Woods' charge is glorious, but all good things must end

February 04, 1997|By John Eisenberg

Anyone who has ever attempted to guide a golf ball down a fairway knows what lies ahead for Tiger Woods, the golfing phenom for whom second place is a letdown these days.

He is going to experience frustration, disappointment and humility, as all golfers do, even the best.

He is going to curse the hitch in his swing, the shots that go awry and the first day he picked up a club.

Golf, the cruelest game, excuses no one from the horror of its many lessons.

You can't control golf, just as you can't control the natural elements in which it is played.

Golf controls you.

"The greatest players in the world struggle and go through slumps," said Mark O'Meara, who beat Woods by a stroke in the Pebble Beach National Pro-Am this past weekend.

Woods has yet to experience that as a pro; he has finished in the top five in seven of 11 tournaments, winning three.

That's a fantasy, a suspension of golf's cold realities.

But who cares?

Let's hope those realities remain suspended for as long as possible.

Watching Woods tempt the odds and continue to perform magic every week is enough to take your breath away.

It's the most amazing thing in sports since, well, in a very long time.

If you don't agree, you didn't watch on television as Woods shot 63 and 64 in the final two rounds at Pebble Beach, and you certainly didn't watch him play the 18th hole Sunday.

Needing an eagle on the par-5 18th, one of the longest and most famous in golf, Woods whacked his drive about a mile and then launched a moon shot of a 3-wood that landed softly on the green, sending his enormous gallery into a frenzy.

No other golfer in the field had reached the green in two all week. Few have ever done so as easily, particularly with a title on the line.

Woods then strode toward the green with football-style cheers raining down around him, as if the green were laid out in the end zone of the Rose Bowl.

It was the sporting version of the Beatles coming to America, something new, different and obviously special.

Even though he pushed his eagle putt past the hole, settled for a birdie and finished a stroke behind O'Meara, his rally from 10 strokes off the lead in the final 36 holes was another glorious chapter in the legend of a 21-year-old about whom two biographies already have been written.

What's next? Let's only hope there is more.

In his first full season on the PGA Tour, Woods is spinning a miracle a week.

He won his first tournament of the year, the Mercedes Championships, by hitting a 7-iron within inches of the hole in a playoff with Tom Lehman.

He finished tied for 18th two weeks later at the Phoenix Open, but gave the tournament its biggest thrill with a hole-in-one on national television.

Then came his charge down the stretch at Pebble Beach, every bit as riveting as Arnold Palmer or Jack Nicklaus in their primes; improbably, millions of TV viewers were flicking back and forth between a vintage Michael Jordan performance and a golf event.

Woods can't possibly keep it up, of course. At least, that's what golf's record book tells us.

Golf just doesn't get dominated the way Woods is dominating it, in the hunt every week.
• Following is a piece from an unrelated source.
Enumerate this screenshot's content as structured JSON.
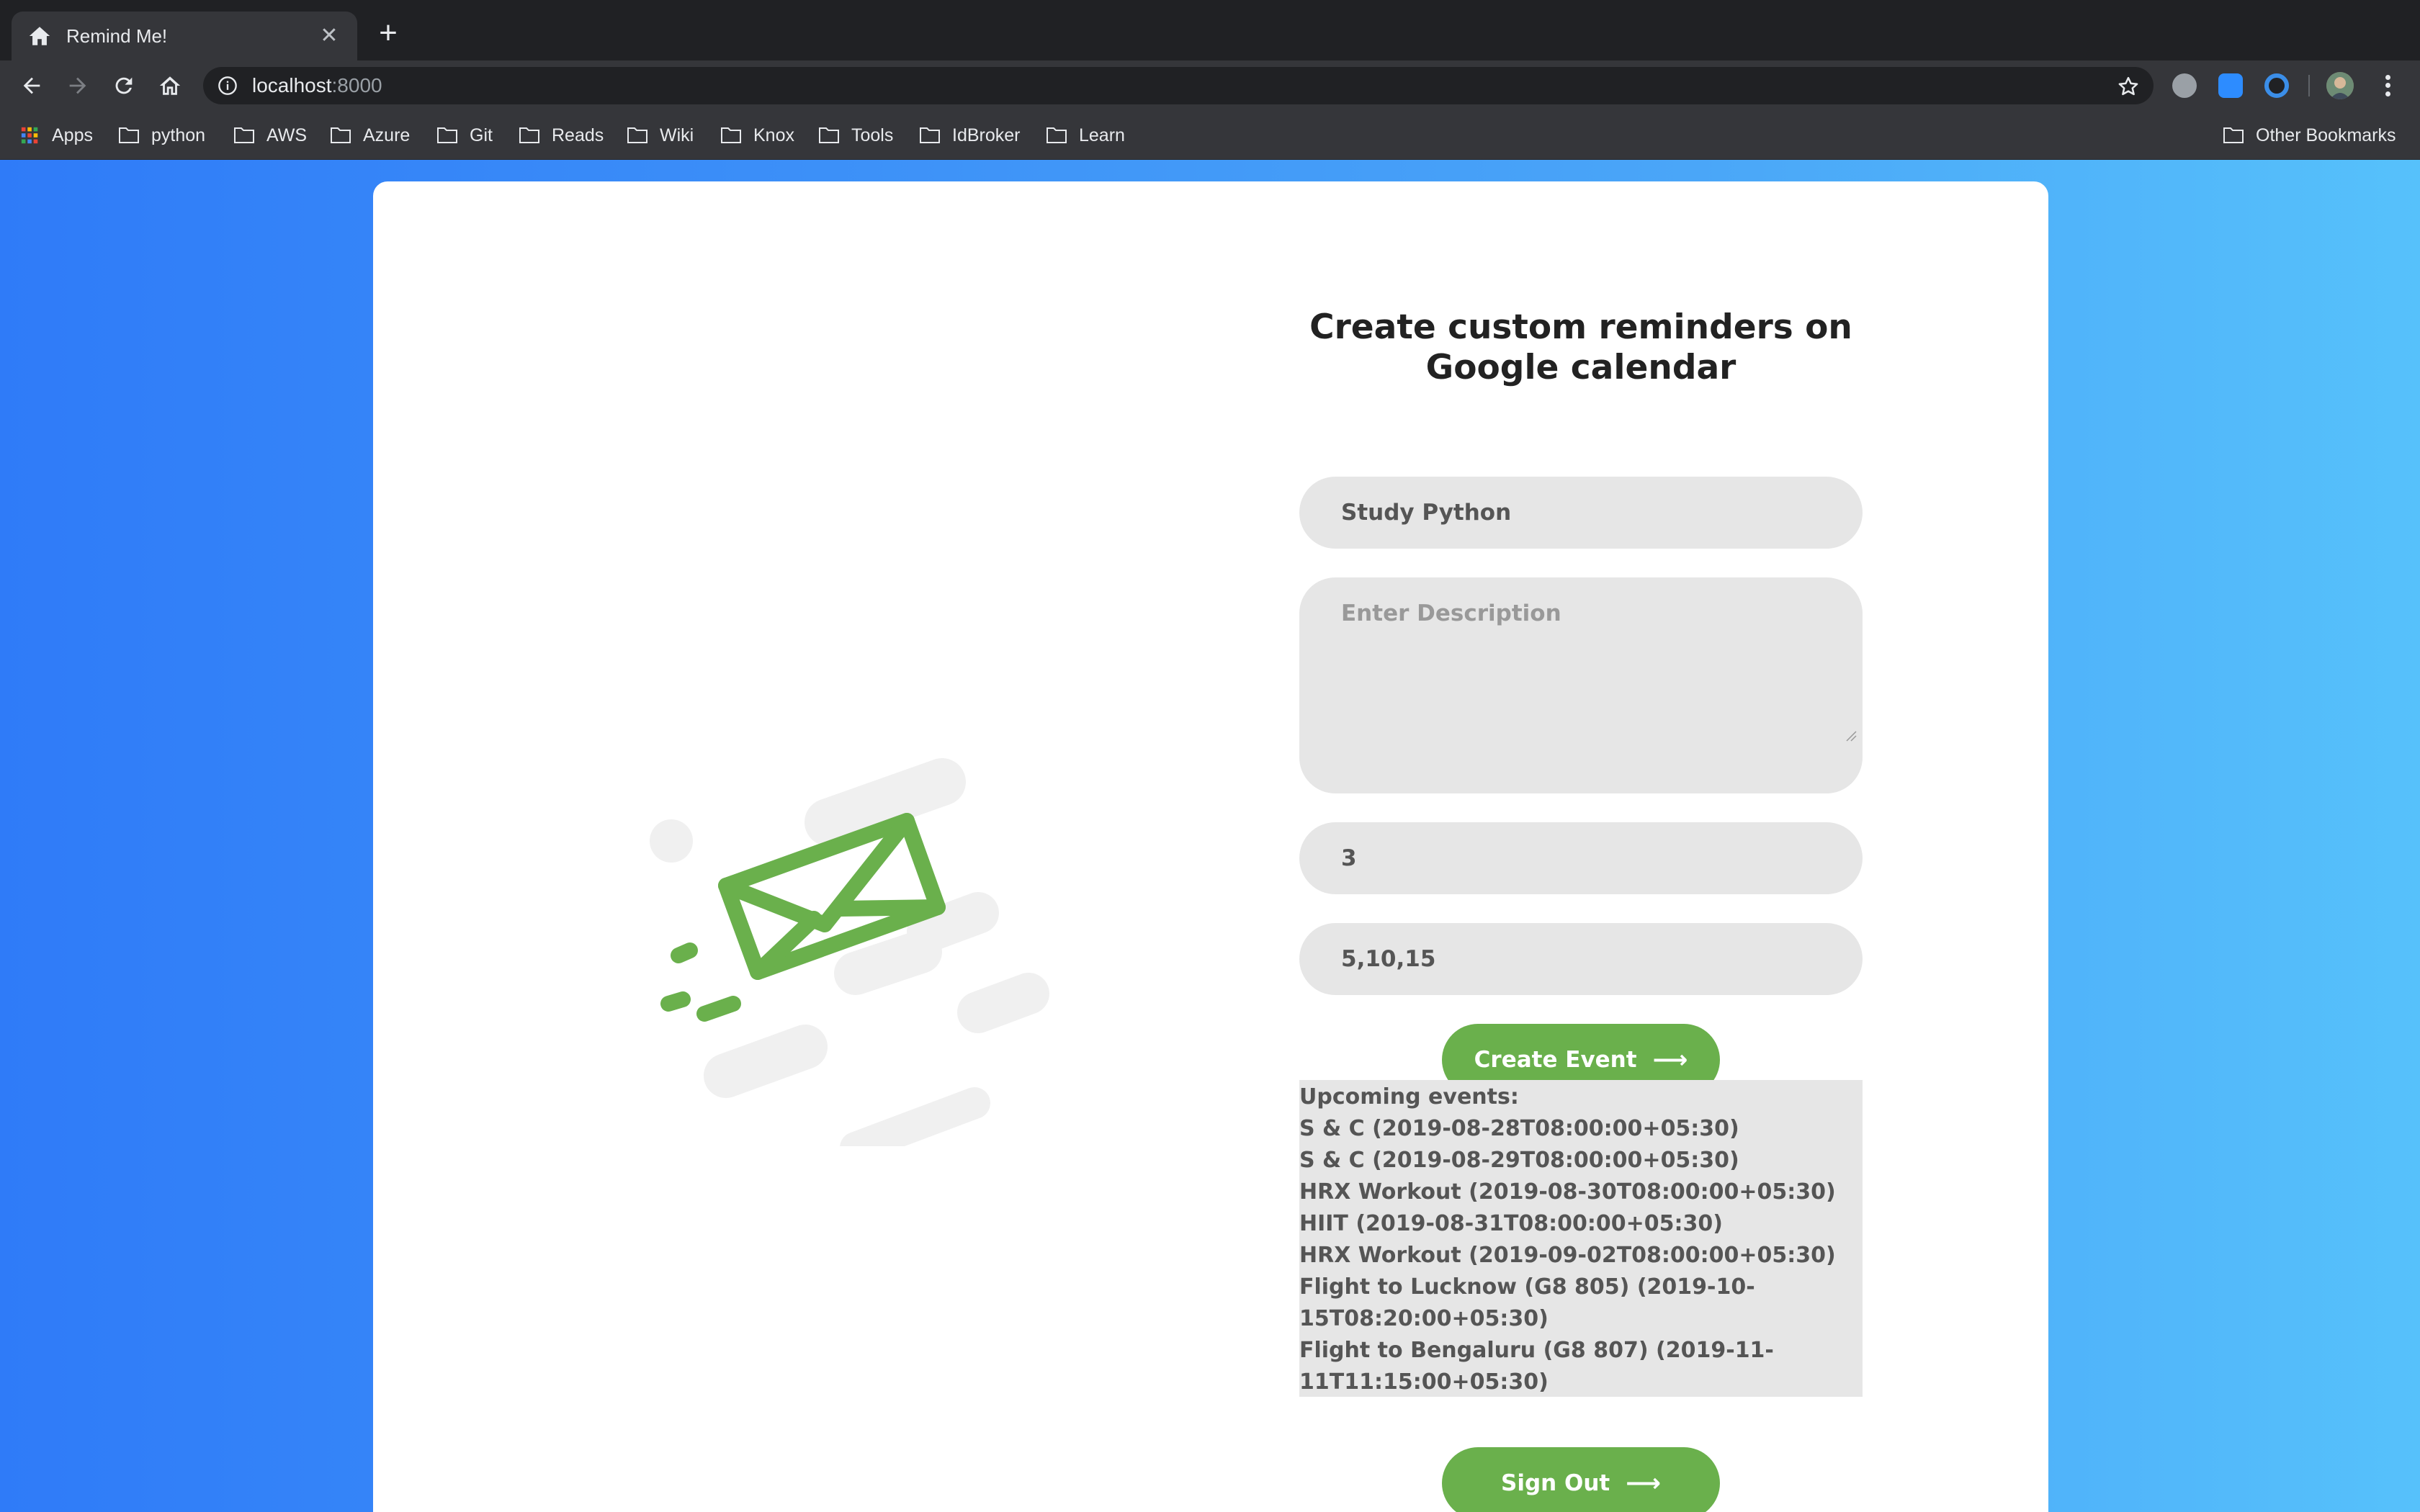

Tennis is always dominated by two or three top players, but golf is set up differently. You have to beat 150 other top golfers every day, not just the one across the court. That's too many tough opponents to beat every week.
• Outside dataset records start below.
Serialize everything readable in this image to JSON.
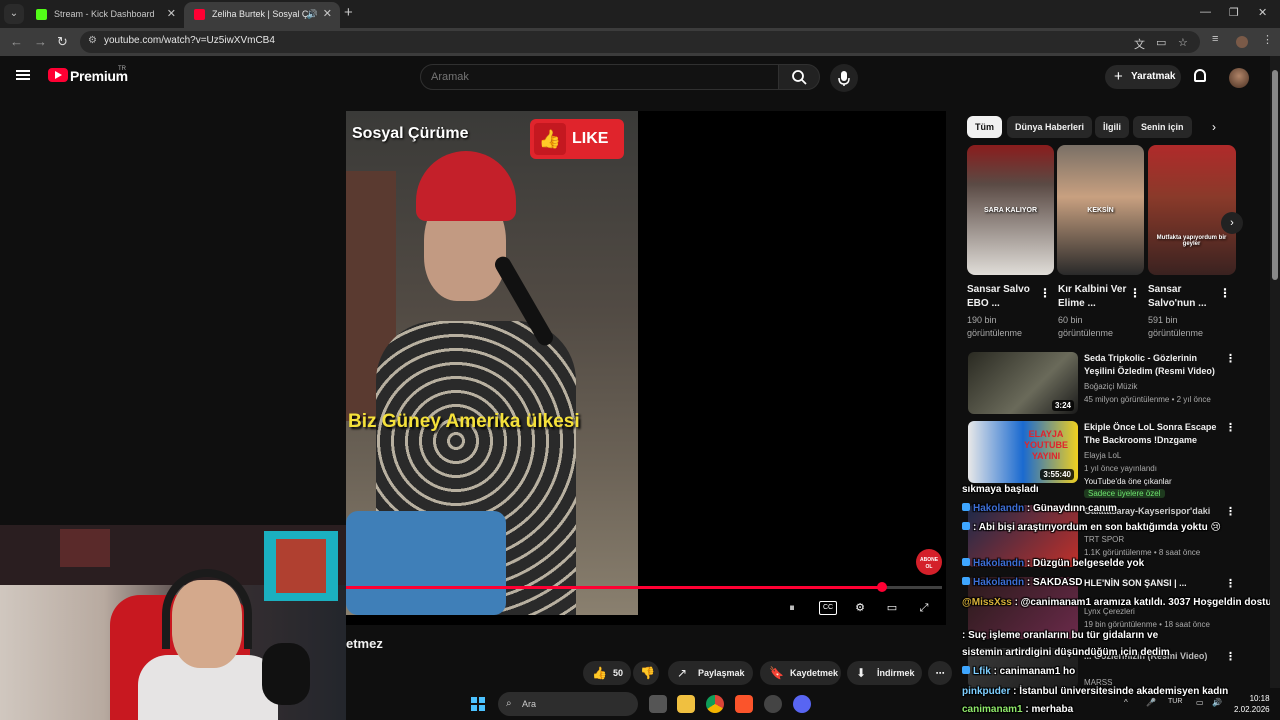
{
  "browser": {
    "tabs": [
      {
        "title": "Stream - Kick Dashboard",
        "active": false
      },
      {
        "title": "Zeliha Burtek | Sosyal Çürüme",
        "active": true
      }
    ],
    "url": "youtube.com/watch?v=Uz5iwXVmCB4"
  },
  "youtube": {
    "logo_text": "Premium",
    "country_code": "TR",
    "search_placeholder": "Aramak",
    "create_label": "Yaratmak"
  },
  "video": {
    "overlay_brand": "Sosyal Çürüme",
    "like_badge": "LIKE",
    "caption": "Biz Güney Amerika ülkesi",
    "subscribe_badge_line1": "ABONE",
    "subscribe_badge_line2": "OL",
    "progress_fraction": 0.9,
    "title_fragment": "etmez",
    "like_count": "50",
    "share_label": "Paylaşmak",
    "save_label": "Kaydetmek",
    "download_label": "İndirmek"
  },
  "sidebar": {
    "chips": [
      "Tüm",
      "Dünya Haberleri",
      "İlgili",
      "Senin için"
    ],
    "shorts": [
      {
        "title": "Sansar Salvo EBO ...",
        "views": "190 bin görüntülenme",
        "tag": "SARA KALIYOR"
      },
      {
        "title": "Kır Kalbini Ver Elime ...",
        "views": "60 bin görüntülenme",
        "tag": "KEKSİN"
      },
      {
        "title": "Sansar Salvo'nun ...",
        "views": "591 bin görüntülenme",
        "tag": "Mutfakta yapıyordum bir geyler"
      }
    ],
    "recommended": [
      {
        "title": "Seda Tripkolic - Gözlerinin Yeşilini Özledim (Resmi Video)",
        "channel": "Boğaziçi Müzik",
        "meta": "45 milyon görüntülenme • 2 yıl önce",
        "duration": "3:24"
      },
      {
        "title": "Ekiple Önce LoL Sonra Escape The Backrooms !Dnzgame",
        "channel": "Elayja LoL",
        "meta": "1 yıl önce yayınlandı",
        "extra": "YouTube'da öne çıkanlar",
        "members": "Sadece üyelere özel",
        "duration": "3:55:40",
        "thumb_text": "ELAYJA YOUTUBE YAYINI"
      },
      {
        "title": "Galatasaray-Kayserispor'daki",
        "channel": "TRT SPOR",
        "meta": "1.1K görüntülenme • 8 saat önce"
      },
      {
        "title": "HLE'NİN SON ŞANSI | ...",
        "channel": "Lynx Çerezleri",
        "meta": "19 bin görüntülenme • 18 saat önce"
      },
      {
        "title": "... Gözlerinizin (Resmi Video)",
        "channel": "MARSS",
        "meta": ""
      }
    ]
  },
  "chat": [
    {
      "user": "",
      "text": "sıkmaya başladı"
    },
    {
      "user": "Hakolandn",
      "text": ": Günaydınn canım"
    },
    {
      "user": "",
      "text": ": Abi bişi araştırıyordum en son baktığımda yoktu 😢"
    },
    {
      "user": "Hakolandn",
      "text": ": Düzgün belgeselde yok"
    },
    {
      "user": "Hakolandn",
      "text": ": SAKDASD"
    },
    {
      "user": "@MissXss",
      "text": ": @canimanam1 aramıza katıldı. 3037 Hoşgeldin dostum"
    },
    {
      "user": "",
      "text": ": Suç işleme oranlarını bu tür gidaların ve"
    },
    {
      "user": "",
      "text": "sistemin artirdigini düşündüğüm için dedim"
    },
    {
      "user": "Lfik",
      "text": ": canimanam1 ho"
    },
    {
      "user": "pinkpuder",
      "text": ": İstanbul üniversitesinde akademisyen kadın"
    },
    {
      "user": "canimanam1",
      "text": ": merhaba"
    }
  ],
  "taskbar": {
    "search_label": "Ara",
    "lang": "TUR",
    "time": "10:18",
    "date": "2.02.2026"
  },
  "colors": {
    "youtube_red": "#ff0033",
    "background": "#0f0f0f",
    "chip_bg": "#272727"
  }
}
In his best year, Nicklaus, the greatest golfer ever, won only seven of 18 tournaments. That's less than .400.

Just as baseball is a game of failure, with seven outs in 10 at-bats constituting success, golf is a game of defeat. You lose far more often than you win.

"Your life [as a golfer] is a long period of things," O'Meara said Sunday. "Tiger hasn't had a lot of failures yet. Sooner or later, he is going to struggle. To me, that's how you tell about someone: how they turn it around when they start struggling."

There are those in the game who are rooting for it to happen soon; they're jealous of Woods' new riches and prominence and that he has risen to the top without paying his dues.

What a joke.

Golf is lucky, enormously lucky, to have had Woods fall in its lap.

The fathers of all sports pray at night for such a deliverance, a star who crosses all boundaries and raises his game to a new level of popularity.

Horse racing would kill for such a celebrity, human or equine.

Baseball, stuck in a slump, could use one.

Golf got one. Golf got lucky.

The pressure on Woods to live up to his hype is almost shattering, but he has been up to it so far. He is delivering magic every week, pushing golf beyond its clubby limits into the sporting mainstream.

He can't keep it up, not if he is going to exist according to golf's existing natural order.

No one beats this game as Woods has beaten it since turning pro -- not for long, at least.

But who cares? We're witnessing something special, something we probably won't see again for years, if ever. Let's just enjoy the ride while it lasts.